The prosthesis model is helpful insofar as suggests how others can generate independence rather than simply take it away; someone can be dependent on their prosthesis for doing certain tasks, but simultaneously, by using this prosthesis, they can be made more independent overall.

However, I am not sure that this prosthetic model is ultimately the best way to think about the relation between people and their social supports. That is because it instrumentalises these relationships, and ends up effacing the person in the supporting or caring role. To put it bluntly, unlike a fibre glass leg, friends and carers talk back! So, it is not so much that people who function as social supports for decision-making are tools or prosthetics that are “operated by the subject” (to use Francis and Silvers’ formulation); rather, they are agents in their own right, but around whose capabilities and actions another person’s decision-ecology can be structured. Their role in this environment might have either a benign or a corrosive impact on it; but, at least some of the time, it will make sense to say that their presence will be constitutive of decision-making capacity, and so will be part of the proper object of mental capacity assessment.

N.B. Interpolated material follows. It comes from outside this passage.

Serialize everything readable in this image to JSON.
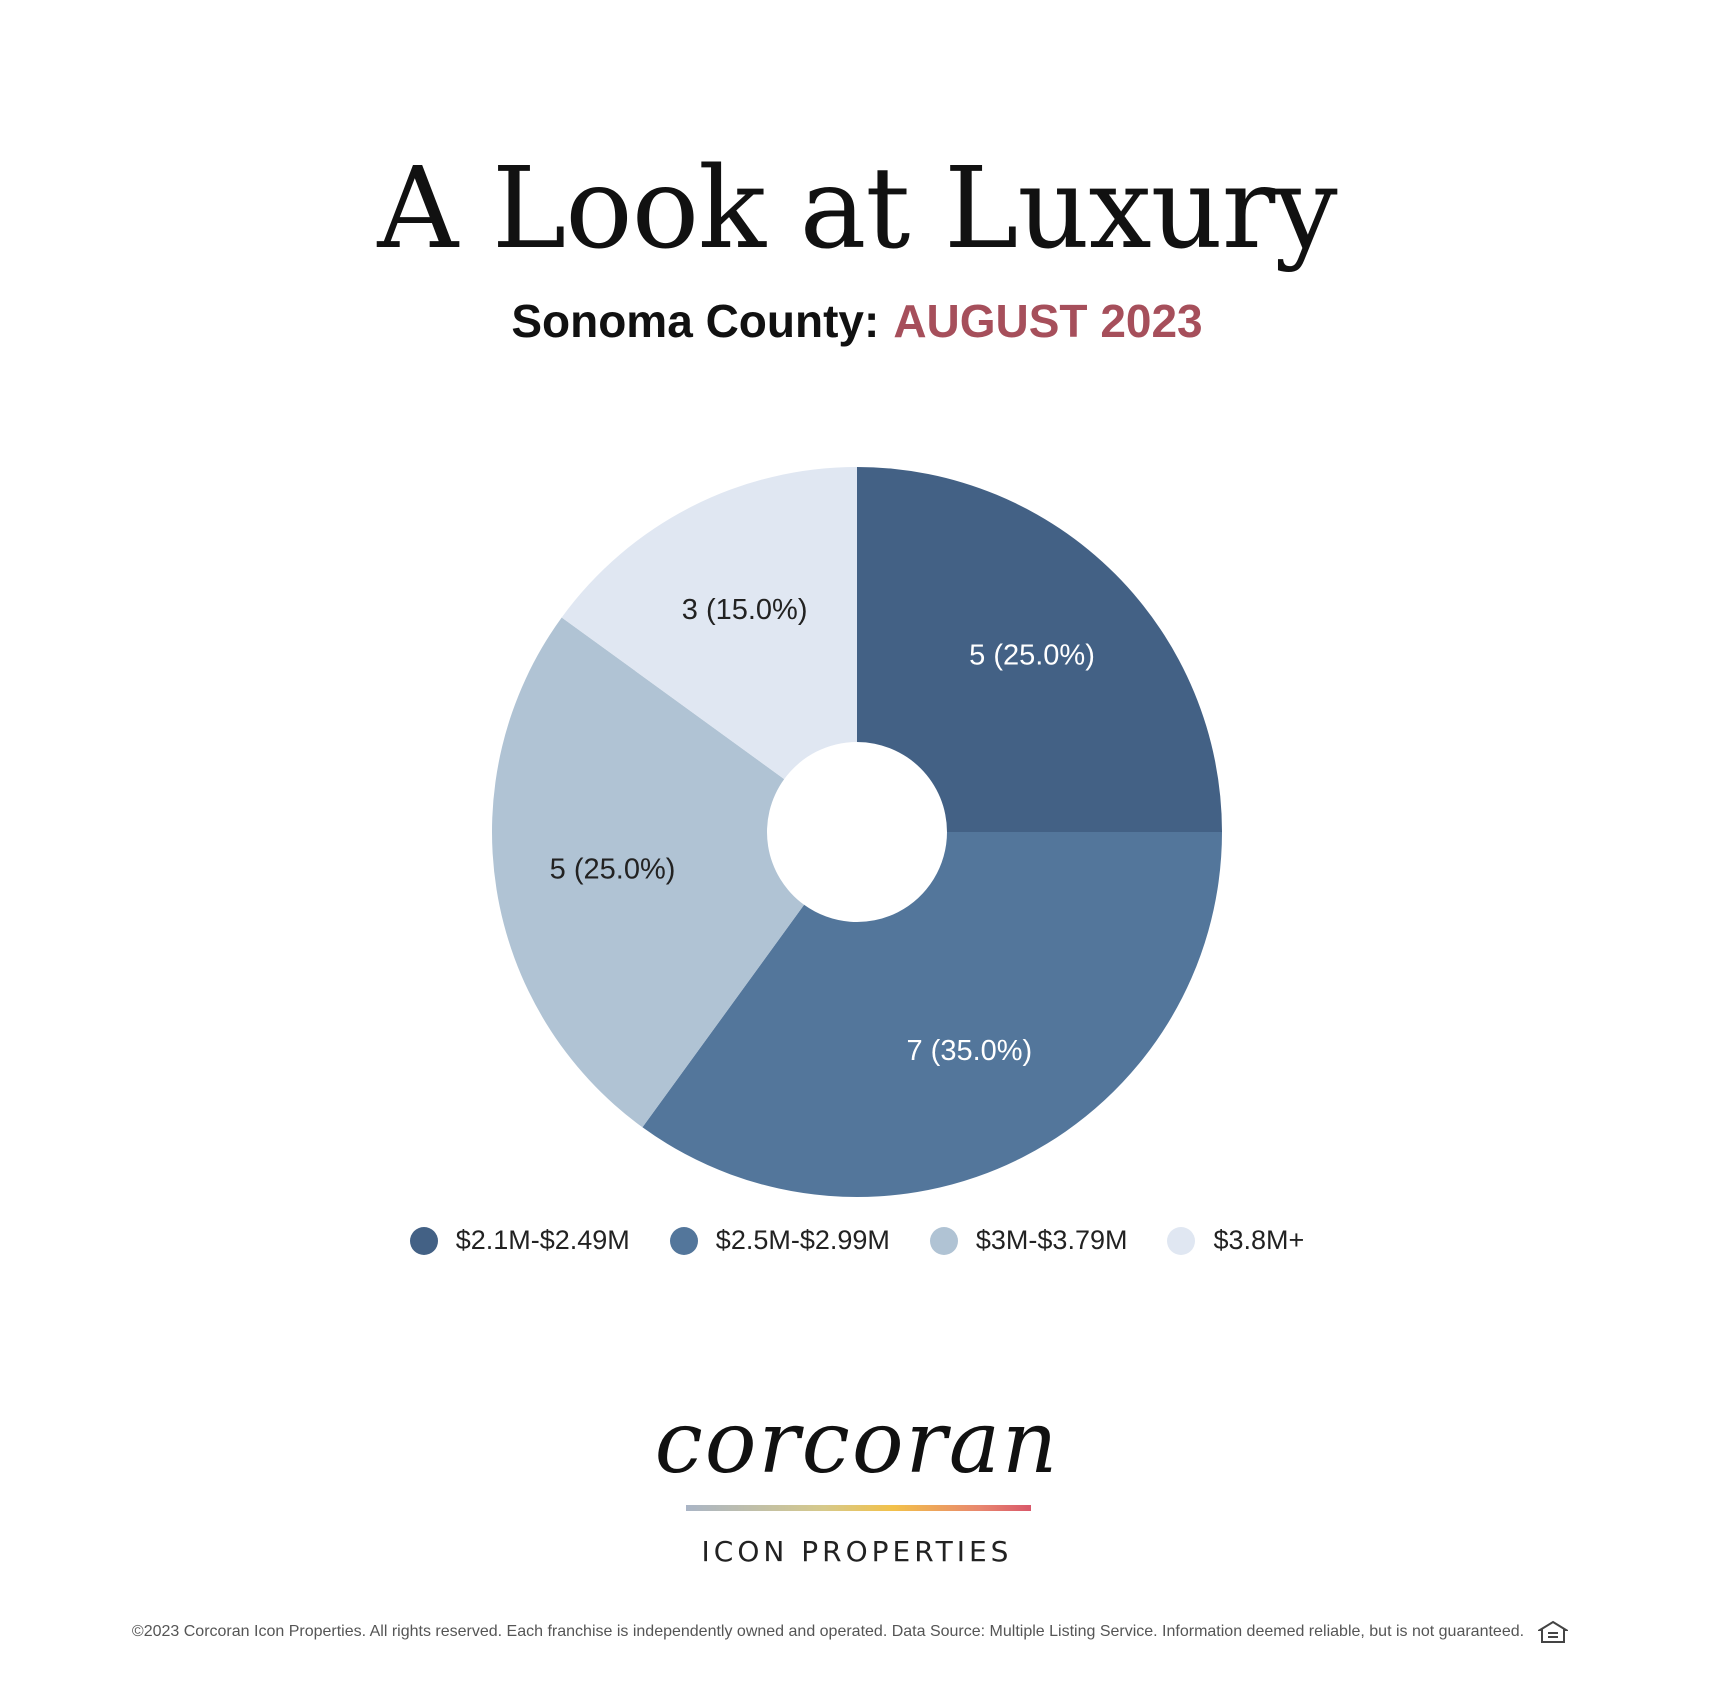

Finally, I want to say something about why it might be helpful to go about capacity assessment with this ecological framework in mind. Firstly, it provides a way of undertaking and communicating the results of capacity assessment in a way that could help to ameliorate the problems of what Winick calls ‘law-related psychological dysfunction’ — the deleterious effects that legal classification as incompetent can have on people’s self-conception and motivation. From an ecological perspective, we no longer have to think of individual persons as the sole objects of mental capacity assessment, but simply as being the locus or most important node in a wider decision-making apparatus. Thus, at least in theory, the problem is less whether you qua isolated individual meet a narrowly psychological set of decision-making criteria or are found to be incompetent; but is, instead, whether the right match between person and setting can be found. The hope is that this will be de-stigmatising and less damaging with respect the way people think of themselves, because incompetence is no longer a matter of individual functional deficit alone. Perhaps, in the end, these sorts of distinction will be cold comfort to people, especially when no changes in their environment are likely to significantly improve decision-making abilities; but it does at least drive home the message that practitioners must exhaust all the different kinds of material and social supports before a finding of incapacity can be made.

Relatedly, an ecological persepctive also attempts to preserve some of the key insights of the so-called ‘social model of disability’, such as that disability is not an asocial but a relational challenge and that both society and our physical environments need to be adapted in order to facilitate decision-making; but it does so within a framework that can accommodate proxy decision-making in those cases when someone does have a clear will and intention which nevertheless seems compromised, such as with medication-induced psychosis or a manic phase of bipolar affective disorder. Whilst it is unlikely to satisfy the most radical critics, thinking about capacity in ecological terms does, I hope, provide a way of foregrounding some of the progressive elements of the current system.